Now the information that comes from all sides is more nourished, as well as the mass of false, adulterated or manipulated content.
And this incessant barrage puts at stake the journalist’s ability and skill to separate the chaff from the wheat.
And to find not only the exact point of truth, but also the causes, background and context of an episode, which demands, more than before, thoroughness, neatness and depth, which a demanding audience expects.
The audience of yesteryear, restricted to an elite group, received the information but did not confront it or share it with the medium that disseminated it, unless it was done through letters.
At the time when printing, design or writing formats remained unchanged in printed newspapers, the journalistic exercise ran through routines that left little room to go beyond the news.
By sending regular reporters to one or more regular news sources, which used to be government institutions, courts, Congress or city councils, and political parties, newspapers seemed to satisfy their ordinary search for news.
That stage has already been passed. The media depend on themselves when it comes to selecting the objectives of their investigations and reporters do not have to stick to the official voice, interested or sweetened, to expose a news reality.

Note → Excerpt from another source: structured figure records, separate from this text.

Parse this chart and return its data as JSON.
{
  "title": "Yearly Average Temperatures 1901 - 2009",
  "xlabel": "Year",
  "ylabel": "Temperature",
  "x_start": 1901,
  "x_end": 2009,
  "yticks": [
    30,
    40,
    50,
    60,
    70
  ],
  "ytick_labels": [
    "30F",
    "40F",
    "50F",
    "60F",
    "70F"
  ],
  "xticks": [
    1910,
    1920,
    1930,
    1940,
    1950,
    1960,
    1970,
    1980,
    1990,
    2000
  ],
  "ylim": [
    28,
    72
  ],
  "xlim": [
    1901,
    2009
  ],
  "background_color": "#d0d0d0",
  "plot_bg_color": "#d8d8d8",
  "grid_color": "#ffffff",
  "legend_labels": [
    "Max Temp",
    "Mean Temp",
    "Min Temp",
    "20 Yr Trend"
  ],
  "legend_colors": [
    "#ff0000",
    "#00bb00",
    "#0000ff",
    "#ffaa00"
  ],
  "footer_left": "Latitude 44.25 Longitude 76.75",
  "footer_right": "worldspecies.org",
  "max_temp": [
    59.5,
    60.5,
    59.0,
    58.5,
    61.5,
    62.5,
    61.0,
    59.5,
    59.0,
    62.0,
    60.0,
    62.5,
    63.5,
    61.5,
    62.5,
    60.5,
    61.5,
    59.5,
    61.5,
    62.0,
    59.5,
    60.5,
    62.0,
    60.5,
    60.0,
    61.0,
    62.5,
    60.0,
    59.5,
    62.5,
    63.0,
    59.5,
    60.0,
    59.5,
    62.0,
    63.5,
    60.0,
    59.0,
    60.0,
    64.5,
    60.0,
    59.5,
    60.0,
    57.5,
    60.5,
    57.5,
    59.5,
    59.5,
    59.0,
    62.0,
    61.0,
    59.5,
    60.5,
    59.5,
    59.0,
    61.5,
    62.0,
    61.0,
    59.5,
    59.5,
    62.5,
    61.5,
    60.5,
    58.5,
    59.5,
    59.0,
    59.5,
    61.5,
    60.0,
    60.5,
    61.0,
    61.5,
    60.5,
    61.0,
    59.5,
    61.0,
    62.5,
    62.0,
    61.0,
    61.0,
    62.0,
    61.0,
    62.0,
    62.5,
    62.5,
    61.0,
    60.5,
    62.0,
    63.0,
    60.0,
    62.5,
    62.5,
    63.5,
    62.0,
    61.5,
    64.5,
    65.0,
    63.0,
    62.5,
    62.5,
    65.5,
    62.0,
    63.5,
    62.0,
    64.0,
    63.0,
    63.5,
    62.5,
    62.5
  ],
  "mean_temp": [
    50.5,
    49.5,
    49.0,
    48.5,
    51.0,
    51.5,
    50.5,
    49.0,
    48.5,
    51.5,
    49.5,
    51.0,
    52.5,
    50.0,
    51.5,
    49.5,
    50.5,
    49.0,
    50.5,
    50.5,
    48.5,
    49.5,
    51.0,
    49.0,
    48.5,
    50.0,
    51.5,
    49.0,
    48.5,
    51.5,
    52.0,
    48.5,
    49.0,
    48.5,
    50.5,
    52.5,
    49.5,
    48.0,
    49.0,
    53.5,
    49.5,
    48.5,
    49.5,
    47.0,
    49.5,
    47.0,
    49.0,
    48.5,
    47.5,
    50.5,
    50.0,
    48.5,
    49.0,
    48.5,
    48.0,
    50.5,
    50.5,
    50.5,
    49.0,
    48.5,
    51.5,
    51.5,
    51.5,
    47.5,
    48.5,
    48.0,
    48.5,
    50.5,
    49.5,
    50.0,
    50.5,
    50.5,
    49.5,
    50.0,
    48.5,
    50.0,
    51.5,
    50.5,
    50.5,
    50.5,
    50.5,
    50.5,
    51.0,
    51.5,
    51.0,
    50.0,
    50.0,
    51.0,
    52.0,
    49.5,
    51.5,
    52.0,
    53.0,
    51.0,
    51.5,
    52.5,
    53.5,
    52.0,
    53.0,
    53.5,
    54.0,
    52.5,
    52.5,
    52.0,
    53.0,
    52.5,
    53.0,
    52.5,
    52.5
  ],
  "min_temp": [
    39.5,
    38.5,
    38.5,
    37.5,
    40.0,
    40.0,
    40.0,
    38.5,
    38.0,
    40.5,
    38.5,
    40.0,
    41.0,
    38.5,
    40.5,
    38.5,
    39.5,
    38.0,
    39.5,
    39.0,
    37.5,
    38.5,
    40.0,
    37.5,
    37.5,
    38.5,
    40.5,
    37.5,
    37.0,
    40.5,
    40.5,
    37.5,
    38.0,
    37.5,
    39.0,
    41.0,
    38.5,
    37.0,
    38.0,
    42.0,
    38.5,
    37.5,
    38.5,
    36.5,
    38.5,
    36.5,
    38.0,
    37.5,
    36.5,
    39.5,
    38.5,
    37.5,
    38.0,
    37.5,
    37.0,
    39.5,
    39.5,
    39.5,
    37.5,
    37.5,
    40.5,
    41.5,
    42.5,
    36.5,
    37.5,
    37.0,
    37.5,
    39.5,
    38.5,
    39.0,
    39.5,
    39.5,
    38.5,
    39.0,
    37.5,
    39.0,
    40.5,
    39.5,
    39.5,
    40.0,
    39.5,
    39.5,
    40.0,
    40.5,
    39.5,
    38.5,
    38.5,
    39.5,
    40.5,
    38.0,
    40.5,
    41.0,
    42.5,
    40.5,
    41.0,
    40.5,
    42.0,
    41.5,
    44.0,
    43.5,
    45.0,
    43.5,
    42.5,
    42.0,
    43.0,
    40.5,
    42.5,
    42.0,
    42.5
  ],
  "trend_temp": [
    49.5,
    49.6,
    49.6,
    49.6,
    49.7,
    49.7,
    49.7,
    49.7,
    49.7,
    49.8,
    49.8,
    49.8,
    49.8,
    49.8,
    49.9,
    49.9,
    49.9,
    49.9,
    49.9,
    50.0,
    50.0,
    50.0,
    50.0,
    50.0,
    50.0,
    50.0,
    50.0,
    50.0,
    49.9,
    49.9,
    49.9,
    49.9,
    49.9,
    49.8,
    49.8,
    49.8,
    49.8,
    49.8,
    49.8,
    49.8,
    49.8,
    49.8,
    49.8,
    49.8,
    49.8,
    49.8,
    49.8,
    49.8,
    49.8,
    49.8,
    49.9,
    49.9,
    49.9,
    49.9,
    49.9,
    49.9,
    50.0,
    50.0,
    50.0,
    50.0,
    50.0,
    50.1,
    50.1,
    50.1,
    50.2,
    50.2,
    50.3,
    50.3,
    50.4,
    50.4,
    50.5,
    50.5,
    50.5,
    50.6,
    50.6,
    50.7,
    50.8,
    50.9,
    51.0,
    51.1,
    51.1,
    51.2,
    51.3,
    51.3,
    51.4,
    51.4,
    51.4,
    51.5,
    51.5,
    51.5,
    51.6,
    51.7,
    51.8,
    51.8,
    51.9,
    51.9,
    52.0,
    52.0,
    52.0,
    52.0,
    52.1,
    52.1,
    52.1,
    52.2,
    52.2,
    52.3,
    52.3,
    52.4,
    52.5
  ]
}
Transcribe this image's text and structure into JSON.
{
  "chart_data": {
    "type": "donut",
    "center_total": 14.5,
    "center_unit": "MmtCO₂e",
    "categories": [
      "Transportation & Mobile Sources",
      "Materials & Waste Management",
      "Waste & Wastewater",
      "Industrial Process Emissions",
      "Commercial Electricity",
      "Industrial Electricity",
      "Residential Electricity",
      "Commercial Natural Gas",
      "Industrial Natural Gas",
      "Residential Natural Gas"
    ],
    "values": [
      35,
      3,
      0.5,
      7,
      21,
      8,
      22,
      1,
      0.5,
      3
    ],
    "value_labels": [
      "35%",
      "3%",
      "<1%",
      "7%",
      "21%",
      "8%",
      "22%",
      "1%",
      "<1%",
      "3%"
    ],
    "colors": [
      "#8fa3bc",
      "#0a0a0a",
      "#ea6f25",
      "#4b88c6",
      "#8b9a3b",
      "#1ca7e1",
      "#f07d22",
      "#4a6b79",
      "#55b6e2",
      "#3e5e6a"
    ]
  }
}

Now, with the impact of technology and the formidable connection of thousands of people in an audience that consumes news and content all day, the challenge forces journalists to understand and relate to this new ecosystem.
More than anything, to discover the news, in all its angles and to disseminate it through previously unknown platforms, such as digital ones, in which styles, languages and forms predominate that provide added value to reporting.
Managing now in a mixed or hybrid environment, journalism has the scope to deploy research resources, use of data, audiovisual inputs and reach users of its news or content with quality information, whether in print or digital media.